# Calculation example

This step-by-step example shows how to calculate the geographic midpoint (center of gravity) for three cities: New York, Chicago, and Atlanta. The three cities will be weighted by time.

### Convert all coordinates into radians

All latitude and longitude data must be converted into radians. If the coordinates are in degrees.minutes.seconds format, they must first be converted into decimal format. Then convert each decimal latitude and longitude into radians by multiplying each one by PI/180 as in the table below.

City | DMS coordinates | Decimal | Radians | |
---|---|---|---|---|

New York lat | 40° 42' 51.6708" N | 40.7143528 | 0.710599509 | |

New York lon | 74° 0' 21.5022" W | -74.0059731 | -1.291647896 | |

Chicago lat | 41° 52' 41.2098" N | 41.8781136 | 0.73091096 | |

Chicago lon | 87° 37' 47.2722" W | -87.6297982 | -1.5294285 | |

Atlanta lat | 33° 44' 56.382" N | 33.7489954 | 0.58903108 | |

Atlanta lon | 84° 23' 16.7346" W | -84.3879824 | -1.47284814 |

### weighting factors

The three cities will be weighted by time.
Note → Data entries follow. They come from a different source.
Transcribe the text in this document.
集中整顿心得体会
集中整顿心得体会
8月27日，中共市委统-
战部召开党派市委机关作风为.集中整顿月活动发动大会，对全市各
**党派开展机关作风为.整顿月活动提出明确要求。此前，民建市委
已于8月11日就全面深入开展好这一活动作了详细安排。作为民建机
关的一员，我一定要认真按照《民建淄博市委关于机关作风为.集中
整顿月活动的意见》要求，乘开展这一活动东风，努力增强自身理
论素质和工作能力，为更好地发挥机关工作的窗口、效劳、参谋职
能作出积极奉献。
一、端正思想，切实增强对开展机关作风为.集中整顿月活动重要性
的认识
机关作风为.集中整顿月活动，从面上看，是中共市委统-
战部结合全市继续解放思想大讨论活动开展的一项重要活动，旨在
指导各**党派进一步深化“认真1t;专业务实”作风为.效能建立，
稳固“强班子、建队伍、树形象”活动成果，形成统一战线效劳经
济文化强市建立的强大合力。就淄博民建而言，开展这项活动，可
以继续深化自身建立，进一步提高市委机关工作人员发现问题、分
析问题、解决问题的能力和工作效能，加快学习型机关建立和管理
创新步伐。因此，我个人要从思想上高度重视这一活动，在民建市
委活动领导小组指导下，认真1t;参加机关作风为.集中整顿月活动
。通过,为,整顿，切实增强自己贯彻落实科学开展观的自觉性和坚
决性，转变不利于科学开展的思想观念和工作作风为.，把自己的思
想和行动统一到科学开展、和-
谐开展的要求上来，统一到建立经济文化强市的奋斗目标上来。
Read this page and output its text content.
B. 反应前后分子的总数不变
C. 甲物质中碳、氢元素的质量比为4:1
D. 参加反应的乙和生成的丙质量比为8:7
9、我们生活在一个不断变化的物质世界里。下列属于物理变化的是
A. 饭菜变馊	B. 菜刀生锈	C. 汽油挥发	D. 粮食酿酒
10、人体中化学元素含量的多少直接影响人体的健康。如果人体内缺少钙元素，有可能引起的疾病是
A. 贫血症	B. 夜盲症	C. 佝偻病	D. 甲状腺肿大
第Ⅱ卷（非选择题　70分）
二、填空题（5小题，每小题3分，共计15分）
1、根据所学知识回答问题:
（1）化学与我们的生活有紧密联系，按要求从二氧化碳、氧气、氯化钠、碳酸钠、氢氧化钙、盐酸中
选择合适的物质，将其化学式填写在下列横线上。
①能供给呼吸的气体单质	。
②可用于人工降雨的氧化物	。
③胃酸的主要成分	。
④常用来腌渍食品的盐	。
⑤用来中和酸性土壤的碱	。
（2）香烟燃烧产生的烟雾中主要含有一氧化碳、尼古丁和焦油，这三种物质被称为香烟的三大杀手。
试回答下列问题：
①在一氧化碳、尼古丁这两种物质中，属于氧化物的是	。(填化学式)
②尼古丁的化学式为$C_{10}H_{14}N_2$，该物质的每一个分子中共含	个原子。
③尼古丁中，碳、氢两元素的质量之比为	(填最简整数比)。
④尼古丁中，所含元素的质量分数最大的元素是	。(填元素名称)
For each city, the time is converted into days.

New York, 3 years

w_{1} = 365.25*3 = 1095.75

Chicago, 2 years

w_{2} = 365.25*2 = 730.5

Atlanta, 1 year

w_{3} = 365.25*1 = 365.25

Note that instead of time, a simple weighting factor such as population could also have been stored in w_{1}, w_{2}, and w_{3}. If no weighting factor is desired, set w_{1}=1, w_{2}=1, and w_{3}=1. Now sum the weights for all three cities.

totweight=w_{1} + w_{2} + w_{3}

totweight=1095.75 + 730.5 + 365.25 = 2191.5

### Convert lat/long to cartesian (x,y,z) coordinates

formulas:

X_{1} = cos(lat_{1}) * cos(lon_{1})

Y_{1} = cos(lat_{1}) * sin(lon_{1})

Z_{1} = sin(lat_{1})

New York:

X_{1} = cos(0.710599509) * cos(-1.291647896)

= 0.20884915

Y_{1} = cos(0.710599509) * sin(-1.291647896)

= -0.728630226

Z_{1} = sin(0.710599509)

= 0.65228829

Chicago:

X_{2} = cos(0.73091096) * cos(-1.5294285)

= 0.03079231

Y_{2} = cos(0.73091096) * sin(-1.5294285)

= -0.74392960

Z_{2} = sin(0.73091096)

= 0.66754818

Atlanta:

X_{3} = cos(0.58903108) * cos(-1.47284814)

= 0.08131173

Y_{3} = cos(0.58903108) * sin(-1.47284814)

= -0.82749399

Z_{3} = sin(0.58903108)

= 0.55555565

### Compute combined weighted cartesian coordinate

X = (X_{1}*w_{1} + X_{2}*w_{2} + X_{3}*w_{3})/totweight

= (0.20884915*1095.75 + 0.03079231*730.5 + 0.08131173*365.25)/2191.5

= 0.12824063

Y = (Y_{1}*w_{1} + Y_{2}*w_{2} + Y_{3}*w_{3})/totweight

= ((-0.728630226)*1095.75 + (-0.74392960)*730.5 + (-0.82749399)*365.25)/2191.5

= -0.75020731

Z = (Z_{1}*w_{1} + Z_{2}*w_{2} + Z_{3}*w_{3})/totweight

= (0.65228829*1095.75 + 0.66754818*730.5 + 0.55555565*365.25)/2191.5

= 0.64125282

### Convert cartesian coordinate to latitude and longitude for the midpoint

Note that in Excel and possibly some other applications, the two parameters in the atan2 function must be reversed, for example: use atan2(X,Y) instead of atan2(Y,X).

Lon = atan2(y, x)

= (atan2(-0.75020731, 0.12824063)

= -1.40149245

Hyp = sqrt(x * x + y * y)

= sqrt(0.12824063*0.12824063 + (-0.75020731)*(-0.75020731))

= 0.76108913

Lat = atan2(z, hyp)

= atan2(0.64125282, 0.76108913)

= 0.70015084

### Convert midpoint lat and lon from radians to degrees

lat= 0.70015084 * (180/PI)

= 40.11568861

lon= -1.40149245* (180/PI)

= -80.29960280

The weighted midpoint is located near Washington, Pennsylvania.